The user story is one of the primary development artifacts for the agile project teams. A user story contains just enough information so that development team can reasonably give an estimate about completing, a tester can discuss how it will be validated and a customer can see its value.
One of the common questions that we hear most of the time is, how user stories are different from use cases. User stories are much simpler than use cases. User stories are very easy to create, discuss and develop. They also do not contain any technical details.
Typically good user stories are defined in the following format
As a <<USER>> I would like to <<DO SOMETHING>> so that <<I CAN>>
While discussing User Stories, you should make sure that they are not very big. A big user story leaves the chances of ambiguity and absence of clarity in the mind of the development team. Ideally, you should be able to break user stories so that it can be finished by two persons in a week’s time.
If you are working as a tester in an agile project and see any story taking longer to finish, consider this as an opportunity to ask questions and see if this can be broken by functionality or platform or in any other way.
Once a story is broken to the last level, this story is assigned some points based on how long it will take a pair of programmers to finish it. These user stories are then broken down in the tasks and assigned to appropriate developers. Typically in the start of a project, you create a deck of user stories and for each iteration or sprint you choose stories based on their priority and time it would take to complete them.
User stories are often written on the paper medium like index cards or post-its. This also ensures that there are no unnecessary details on the user stories. Once development team decides on the stories that will be developed in a sprint, it is further divided into tasks and resources are allocated accordingly.
Most of the time, these user stories are defined only in acceptance term. For example,
As a user I should be able to register with the site so that I can receive newsletter is a good example of a user story. As a tester, it should be your job to find out negative scenarios and assumptions in this story. For example, what information user should provide to register? Are there any distinctions between optional and required information? Should we validate email address of user before registering?And many more such questions can be raised about this user story.
Remember, one of the main reason for using user stories is to have an invitation to further conversation. According to Ron Jeffries, every user story in XP have three components –
- Cards (Physical Medium)
- Conversation (Discussion Surrounding them)
- Confirmation ( tests that verify them).
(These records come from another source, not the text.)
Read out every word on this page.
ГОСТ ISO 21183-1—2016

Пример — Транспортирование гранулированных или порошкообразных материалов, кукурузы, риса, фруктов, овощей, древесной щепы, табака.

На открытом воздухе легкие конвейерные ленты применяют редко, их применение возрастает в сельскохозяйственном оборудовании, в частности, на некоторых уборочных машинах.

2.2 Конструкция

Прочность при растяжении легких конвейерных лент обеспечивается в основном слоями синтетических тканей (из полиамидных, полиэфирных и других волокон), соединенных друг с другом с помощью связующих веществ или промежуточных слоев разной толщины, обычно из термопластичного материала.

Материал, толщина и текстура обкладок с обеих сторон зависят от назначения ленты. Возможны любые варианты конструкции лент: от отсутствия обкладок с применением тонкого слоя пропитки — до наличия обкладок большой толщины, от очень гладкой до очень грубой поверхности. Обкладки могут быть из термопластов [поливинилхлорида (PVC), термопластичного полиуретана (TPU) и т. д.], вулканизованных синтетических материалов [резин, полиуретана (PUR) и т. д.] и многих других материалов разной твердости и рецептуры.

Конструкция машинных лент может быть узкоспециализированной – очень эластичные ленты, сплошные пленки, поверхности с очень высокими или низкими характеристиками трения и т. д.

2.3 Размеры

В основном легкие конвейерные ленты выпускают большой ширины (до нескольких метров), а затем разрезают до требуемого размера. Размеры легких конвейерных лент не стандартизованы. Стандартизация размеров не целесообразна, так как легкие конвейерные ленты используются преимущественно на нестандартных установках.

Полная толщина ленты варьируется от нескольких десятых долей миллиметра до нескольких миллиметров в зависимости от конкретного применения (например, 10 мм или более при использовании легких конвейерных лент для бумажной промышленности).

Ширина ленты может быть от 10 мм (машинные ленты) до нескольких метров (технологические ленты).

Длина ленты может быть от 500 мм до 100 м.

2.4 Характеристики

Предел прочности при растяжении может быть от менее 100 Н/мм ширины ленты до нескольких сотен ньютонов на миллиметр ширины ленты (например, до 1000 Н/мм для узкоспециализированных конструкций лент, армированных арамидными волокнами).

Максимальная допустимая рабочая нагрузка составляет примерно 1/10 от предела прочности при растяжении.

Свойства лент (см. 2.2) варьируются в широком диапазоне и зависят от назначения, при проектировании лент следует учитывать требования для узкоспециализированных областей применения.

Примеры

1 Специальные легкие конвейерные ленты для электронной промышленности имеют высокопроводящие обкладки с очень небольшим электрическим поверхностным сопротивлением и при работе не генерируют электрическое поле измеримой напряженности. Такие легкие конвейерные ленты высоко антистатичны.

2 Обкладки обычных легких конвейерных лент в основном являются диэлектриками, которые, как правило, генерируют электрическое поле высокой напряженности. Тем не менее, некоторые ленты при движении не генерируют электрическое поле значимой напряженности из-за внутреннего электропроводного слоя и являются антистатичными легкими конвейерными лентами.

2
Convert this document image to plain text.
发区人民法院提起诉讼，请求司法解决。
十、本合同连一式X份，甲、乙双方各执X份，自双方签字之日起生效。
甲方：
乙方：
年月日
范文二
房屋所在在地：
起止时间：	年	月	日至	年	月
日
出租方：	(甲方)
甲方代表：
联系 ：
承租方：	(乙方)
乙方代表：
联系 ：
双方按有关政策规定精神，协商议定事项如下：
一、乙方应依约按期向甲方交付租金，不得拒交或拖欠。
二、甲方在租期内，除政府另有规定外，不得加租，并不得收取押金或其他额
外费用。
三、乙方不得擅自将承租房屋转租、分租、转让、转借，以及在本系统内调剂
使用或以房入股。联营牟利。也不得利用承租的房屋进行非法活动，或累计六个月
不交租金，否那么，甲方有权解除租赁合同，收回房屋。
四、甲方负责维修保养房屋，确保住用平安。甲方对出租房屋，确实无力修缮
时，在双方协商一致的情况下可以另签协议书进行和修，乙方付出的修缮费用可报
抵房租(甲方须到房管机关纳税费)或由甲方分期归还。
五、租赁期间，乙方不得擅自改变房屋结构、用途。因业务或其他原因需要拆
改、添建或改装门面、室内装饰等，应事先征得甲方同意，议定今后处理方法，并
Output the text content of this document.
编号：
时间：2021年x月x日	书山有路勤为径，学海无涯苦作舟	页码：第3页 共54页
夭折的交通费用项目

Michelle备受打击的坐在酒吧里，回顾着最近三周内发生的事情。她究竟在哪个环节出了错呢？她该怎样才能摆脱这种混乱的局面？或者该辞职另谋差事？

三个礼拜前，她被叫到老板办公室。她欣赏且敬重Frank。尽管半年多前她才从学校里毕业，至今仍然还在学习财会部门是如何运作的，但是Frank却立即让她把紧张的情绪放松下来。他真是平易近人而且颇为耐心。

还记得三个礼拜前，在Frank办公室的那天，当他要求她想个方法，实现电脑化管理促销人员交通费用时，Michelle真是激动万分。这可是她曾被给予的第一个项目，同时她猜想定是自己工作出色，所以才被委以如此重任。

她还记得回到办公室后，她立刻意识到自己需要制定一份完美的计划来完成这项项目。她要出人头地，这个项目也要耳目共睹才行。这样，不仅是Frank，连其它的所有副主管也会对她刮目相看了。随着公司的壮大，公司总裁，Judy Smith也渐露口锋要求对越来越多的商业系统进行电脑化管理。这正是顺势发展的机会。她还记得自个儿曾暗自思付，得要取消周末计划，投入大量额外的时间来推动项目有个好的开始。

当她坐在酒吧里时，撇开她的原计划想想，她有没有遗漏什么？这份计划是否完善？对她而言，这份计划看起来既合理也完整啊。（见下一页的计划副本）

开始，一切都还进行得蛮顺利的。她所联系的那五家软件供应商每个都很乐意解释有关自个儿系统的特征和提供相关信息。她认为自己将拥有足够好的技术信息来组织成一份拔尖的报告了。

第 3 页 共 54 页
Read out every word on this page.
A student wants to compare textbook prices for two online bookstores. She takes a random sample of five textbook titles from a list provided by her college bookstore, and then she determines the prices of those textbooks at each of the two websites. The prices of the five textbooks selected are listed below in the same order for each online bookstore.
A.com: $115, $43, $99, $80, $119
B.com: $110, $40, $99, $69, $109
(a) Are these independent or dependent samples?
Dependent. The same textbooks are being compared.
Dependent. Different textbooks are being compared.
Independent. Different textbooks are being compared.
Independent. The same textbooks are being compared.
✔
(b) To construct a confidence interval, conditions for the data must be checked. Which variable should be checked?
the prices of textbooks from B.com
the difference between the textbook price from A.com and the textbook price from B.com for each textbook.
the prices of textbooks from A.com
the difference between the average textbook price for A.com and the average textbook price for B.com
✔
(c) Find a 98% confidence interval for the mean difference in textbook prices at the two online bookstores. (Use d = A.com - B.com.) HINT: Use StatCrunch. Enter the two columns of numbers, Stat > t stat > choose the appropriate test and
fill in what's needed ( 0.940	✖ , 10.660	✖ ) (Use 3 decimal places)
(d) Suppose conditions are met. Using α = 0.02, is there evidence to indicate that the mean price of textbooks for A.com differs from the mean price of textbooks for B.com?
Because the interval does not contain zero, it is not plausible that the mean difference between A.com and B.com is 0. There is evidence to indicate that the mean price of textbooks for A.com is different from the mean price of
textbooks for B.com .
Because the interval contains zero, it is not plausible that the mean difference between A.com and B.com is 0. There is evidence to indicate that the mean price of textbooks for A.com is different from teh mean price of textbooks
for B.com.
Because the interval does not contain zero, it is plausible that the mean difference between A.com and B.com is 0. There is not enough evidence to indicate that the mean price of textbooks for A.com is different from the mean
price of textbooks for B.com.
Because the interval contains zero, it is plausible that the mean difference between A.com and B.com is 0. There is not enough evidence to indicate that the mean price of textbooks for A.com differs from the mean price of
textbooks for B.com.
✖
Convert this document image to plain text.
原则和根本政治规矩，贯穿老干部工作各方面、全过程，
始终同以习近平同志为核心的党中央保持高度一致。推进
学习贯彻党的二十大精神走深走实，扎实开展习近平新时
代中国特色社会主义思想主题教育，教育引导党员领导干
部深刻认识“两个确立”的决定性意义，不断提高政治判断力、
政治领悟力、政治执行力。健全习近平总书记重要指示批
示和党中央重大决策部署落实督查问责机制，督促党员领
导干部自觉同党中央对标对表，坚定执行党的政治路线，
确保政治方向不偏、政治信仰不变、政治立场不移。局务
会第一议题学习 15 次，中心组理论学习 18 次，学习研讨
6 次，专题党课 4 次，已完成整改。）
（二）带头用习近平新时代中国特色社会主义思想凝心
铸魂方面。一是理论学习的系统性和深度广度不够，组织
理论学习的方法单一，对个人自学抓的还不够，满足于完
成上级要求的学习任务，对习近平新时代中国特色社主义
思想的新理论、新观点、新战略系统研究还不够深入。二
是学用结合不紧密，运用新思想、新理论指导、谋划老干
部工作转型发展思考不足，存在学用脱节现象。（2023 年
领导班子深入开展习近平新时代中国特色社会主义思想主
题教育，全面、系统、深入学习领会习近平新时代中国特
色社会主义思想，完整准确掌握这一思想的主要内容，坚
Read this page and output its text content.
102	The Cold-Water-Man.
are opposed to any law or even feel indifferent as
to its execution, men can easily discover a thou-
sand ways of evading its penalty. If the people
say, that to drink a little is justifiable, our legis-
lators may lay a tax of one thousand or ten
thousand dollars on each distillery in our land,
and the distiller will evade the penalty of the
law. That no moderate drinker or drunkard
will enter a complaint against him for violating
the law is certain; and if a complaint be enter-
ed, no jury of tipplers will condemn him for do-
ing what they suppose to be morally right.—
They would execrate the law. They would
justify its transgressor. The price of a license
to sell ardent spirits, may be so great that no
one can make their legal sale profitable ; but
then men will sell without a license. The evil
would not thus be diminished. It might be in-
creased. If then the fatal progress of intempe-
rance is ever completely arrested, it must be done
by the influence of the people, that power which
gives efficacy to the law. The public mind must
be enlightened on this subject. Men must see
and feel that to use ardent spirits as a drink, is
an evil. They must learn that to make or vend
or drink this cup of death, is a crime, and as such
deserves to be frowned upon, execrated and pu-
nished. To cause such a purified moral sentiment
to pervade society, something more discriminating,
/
One of the widely used acronyms for good user stories is called INVEST. Getting right user stories is essential for the success of any agile project and hence this acronym INVEST is used to justify the investment that you make in creating user stories.
According to this acronym,
- I for independent
- N for negotiable
- V for valuable
- E for Estimable
- S for small and
- T for testable
As a tester in agile projects, it is very important for you to make sure that every story you work on conforms to the characteristics defined by these terms. There are good reasons for doing this.
Stories should be independent so that it is easier to plan them. Consider the situation when you need to decide stories to be included in the Sprint and most of the stories are dependent on each other.
Stories should be negotiable, user stories are not contracts with the customer they are a platform to clear understanding between everyone involved. Anyone should be able to challenge its intention as well as implementation.
User stories should be valuable. It is possible that your stories will not bring direct value to your customer, but it should bring value to someone, it could be developer or tester. For example, As a tester, I should be able to access application below UI layer so that Automation is not dependent on the UI, is a good user story as it adds value to the tester.
Stories should be estimable, remember we are not saying accurate estimate, but it should be
a reasonable estimate. Since stories are negotiable, these estimates can change, but initially, it should be possible to estimate reasonable on how much time it would take to complete a story.
Most of the characteristics defined above make sure that user stories are clear and small. This is very important, most of the time big stories are also vague. It is also possible to keep the team moving with smaller stories as it gives a sense of accomplishing or finishing something.
Since user stories are requirements which drive the development you should make sure that these stories are testable. You can find this by looking for some characteristics like ambiguity, clarity etc which you might have used in the verifying requirement in traditional development model.
Remember, user stories are the crux of agile software development methodology and as a tester, you should make sure that your team INVEST in user stories.